It is a bit difficult to say. If you aren’t having any problems, then there usually isn’t anything to worry about. Normally I try to encourage people not to look at the console log. It rarely has any useful information. On rare occasions, people get very confused and paranoid when they dig into it.
However, a disk I/O error is one of the few useful entries that the log might have. Apple re-wrote the entire logging system a couple of years ago and made it virtually useless. Used to, you could just scan the log file for any instances of “disk I/O error”. My app EtreCheck used to do just that. It still does, but the log file isn’t available to read anymore. These days, you need to be the administrator and run the new “log” program to see any historical log entries.
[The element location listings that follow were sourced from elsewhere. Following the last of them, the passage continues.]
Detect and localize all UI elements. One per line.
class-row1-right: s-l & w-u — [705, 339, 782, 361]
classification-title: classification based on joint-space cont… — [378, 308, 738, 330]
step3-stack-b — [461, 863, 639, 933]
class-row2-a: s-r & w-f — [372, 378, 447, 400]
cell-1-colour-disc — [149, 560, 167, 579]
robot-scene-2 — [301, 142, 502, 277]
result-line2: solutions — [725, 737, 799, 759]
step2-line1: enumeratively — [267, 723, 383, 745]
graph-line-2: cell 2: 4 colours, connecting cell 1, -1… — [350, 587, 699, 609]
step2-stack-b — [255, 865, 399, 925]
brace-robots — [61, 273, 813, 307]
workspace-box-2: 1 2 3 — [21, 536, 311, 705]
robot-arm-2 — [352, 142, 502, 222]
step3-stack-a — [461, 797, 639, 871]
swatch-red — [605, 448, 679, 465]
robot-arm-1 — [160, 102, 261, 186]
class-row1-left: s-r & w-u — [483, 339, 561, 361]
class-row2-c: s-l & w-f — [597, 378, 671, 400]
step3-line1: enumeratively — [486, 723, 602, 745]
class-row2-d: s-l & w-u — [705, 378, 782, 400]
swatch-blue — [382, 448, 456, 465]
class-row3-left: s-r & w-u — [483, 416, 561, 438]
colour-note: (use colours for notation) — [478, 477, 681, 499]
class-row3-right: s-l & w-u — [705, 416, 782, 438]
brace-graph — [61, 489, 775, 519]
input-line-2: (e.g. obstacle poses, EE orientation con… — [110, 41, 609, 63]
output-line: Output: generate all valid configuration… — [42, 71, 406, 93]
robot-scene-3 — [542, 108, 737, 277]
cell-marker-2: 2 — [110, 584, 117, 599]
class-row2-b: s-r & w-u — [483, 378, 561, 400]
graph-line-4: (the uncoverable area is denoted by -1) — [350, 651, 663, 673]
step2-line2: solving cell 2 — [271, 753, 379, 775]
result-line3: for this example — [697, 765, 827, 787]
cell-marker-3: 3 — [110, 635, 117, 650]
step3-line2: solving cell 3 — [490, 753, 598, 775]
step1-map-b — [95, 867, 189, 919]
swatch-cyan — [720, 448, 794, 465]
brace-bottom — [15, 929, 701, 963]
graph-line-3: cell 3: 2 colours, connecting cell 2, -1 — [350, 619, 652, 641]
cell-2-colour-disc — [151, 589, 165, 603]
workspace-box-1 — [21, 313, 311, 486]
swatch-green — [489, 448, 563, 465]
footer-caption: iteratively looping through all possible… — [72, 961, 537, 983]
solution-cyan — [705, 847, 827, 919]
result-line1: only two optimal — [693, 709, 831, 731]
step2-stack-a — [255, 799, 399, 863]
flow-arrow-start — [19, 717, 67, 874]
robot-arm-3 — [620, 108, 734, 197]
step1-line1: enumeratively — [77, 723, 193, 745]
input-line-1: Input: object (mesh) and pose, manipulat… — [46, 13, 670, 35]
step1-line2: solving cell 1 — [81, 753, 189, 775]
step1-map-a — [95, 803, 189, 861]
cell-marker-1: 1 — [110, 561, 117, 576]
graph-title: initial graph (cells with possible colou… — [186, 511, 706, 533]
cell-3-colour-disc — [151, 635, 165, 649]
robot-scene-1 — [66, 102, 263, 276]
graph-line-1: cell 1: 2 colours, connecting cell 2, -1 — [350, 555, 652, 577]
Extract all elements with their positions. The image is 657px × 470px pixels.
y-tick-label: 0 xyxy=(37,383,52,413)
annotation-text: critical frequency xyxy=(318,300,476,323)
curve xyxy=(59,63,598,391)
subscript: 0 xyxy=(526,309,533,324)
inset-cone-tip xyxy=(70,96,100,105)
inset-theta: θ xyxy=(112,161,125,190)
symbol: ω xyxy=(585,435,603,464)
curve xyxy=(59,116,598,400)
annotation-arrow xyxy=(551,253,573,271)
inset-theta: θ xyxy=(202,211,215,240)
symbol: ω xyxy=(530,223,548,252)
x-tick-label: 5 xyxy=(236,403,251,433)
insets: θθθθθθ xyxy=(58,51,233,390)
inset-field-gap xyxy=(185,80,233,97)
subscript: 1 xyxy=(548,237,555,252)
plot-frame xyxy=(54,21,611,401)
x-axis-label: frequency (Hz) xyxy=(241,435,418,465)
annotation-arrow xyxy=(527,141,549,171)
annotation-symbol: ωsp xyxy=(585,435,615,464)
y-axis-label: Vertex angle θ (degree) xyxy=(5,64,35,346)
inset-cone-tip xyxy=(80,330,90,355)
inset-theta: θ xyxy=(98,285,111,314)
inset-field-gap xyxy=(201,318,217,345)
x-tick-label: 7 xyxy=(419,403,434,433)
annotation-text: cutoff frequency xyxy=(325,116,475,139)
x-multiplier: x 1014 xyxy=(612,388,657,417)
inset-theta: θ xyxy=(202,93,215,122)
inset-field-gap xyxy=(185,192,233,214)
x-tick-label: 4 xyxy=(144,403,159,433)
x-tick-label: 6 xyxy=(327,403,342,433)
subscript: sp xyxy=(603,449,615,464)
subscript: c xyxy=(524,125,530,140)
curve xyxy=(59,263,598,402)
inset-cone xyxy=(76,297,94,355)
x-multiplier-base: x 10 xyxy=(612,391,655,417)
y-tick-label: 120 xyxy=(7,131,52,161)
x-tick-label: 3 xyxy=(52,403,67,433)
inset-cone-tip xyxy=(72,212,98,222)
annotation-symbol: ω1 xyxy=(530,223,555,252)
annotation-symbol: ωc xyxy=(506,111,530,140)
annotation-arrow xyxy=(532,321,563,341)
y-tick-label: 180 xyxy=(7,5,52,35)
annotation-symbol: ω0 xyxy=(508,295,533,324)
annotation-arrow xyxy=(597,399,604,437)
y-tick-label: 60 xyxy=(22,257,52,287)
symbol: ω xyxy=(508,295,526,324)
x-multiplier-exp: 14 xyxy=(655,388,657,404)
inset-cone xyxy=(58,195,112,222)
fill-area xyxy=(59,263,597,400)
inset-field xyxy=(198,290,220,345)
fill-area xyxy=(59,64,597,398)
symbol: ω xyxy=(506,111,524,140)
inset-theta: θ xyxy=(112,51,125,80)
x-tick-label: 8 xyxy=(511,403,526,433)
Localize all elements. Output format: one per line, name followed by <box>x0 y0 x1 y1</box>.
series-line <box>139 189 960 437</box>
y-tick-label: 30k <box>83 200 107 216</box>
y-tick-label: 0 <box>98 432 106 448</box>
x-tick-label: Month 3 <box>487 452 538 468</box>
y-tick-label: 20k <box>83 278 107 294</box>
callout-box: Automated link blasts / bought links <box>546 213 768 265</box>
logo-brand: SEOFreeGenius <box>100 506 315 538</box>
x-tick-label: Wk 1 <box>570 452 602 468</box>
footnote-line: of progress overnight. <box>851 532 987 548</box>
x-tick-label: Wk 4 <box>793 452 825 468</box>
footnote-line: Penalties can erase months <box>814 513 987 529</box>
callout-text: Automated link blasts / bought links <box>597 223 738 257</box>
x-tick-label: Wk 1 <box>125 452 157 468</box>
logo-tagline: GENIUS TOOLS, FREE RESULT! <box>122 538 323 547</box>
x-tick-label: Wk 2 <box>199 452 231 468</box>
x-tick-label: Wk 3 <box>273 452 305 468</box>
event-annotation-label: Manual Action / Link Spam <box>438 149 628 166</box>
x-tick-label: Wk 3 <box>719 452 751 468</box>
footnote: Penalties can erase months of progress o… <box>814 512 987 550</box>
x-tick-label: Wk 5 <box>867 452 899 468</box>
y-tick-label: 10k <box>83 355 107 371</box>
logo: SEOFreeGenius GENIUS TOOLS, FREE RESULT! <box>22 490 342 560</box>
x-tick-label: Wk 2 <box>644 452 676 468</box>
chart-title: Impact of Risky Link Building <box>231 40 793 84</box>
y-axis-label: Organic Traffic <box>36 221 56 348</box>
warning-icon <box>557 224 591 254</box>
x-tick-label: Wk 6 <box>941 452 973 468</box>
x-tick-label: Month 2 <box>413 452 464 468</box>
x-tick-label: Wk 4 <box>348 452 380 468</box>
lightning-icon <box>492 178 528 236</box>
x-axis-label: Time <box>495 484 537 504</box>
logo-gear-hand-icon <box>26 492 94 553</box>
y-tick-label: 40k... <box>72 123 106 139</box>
It is very unusual to actually see anything useful in the Console app anymore.
EtreCheck looks for the string ": I/O error.” There would be a line in the log file that looked like:
17 Nov 2014 15:39:31 kernel[0]: disk0s2: I/O error.
And that would allow me to say that there definitely was an I/O failure reading the 2nd partition on the first hard disk, which is normally the boot partition. The error you see is slightly different. Considering how much the console app and logging system have been changed, I don’t know if that error really means anything.
If you aren’t experiencing errors, don’t go looking for them. I don’t know anything about your machine. Maybe you have run one of those “clean up” apps and it has corrupted this file.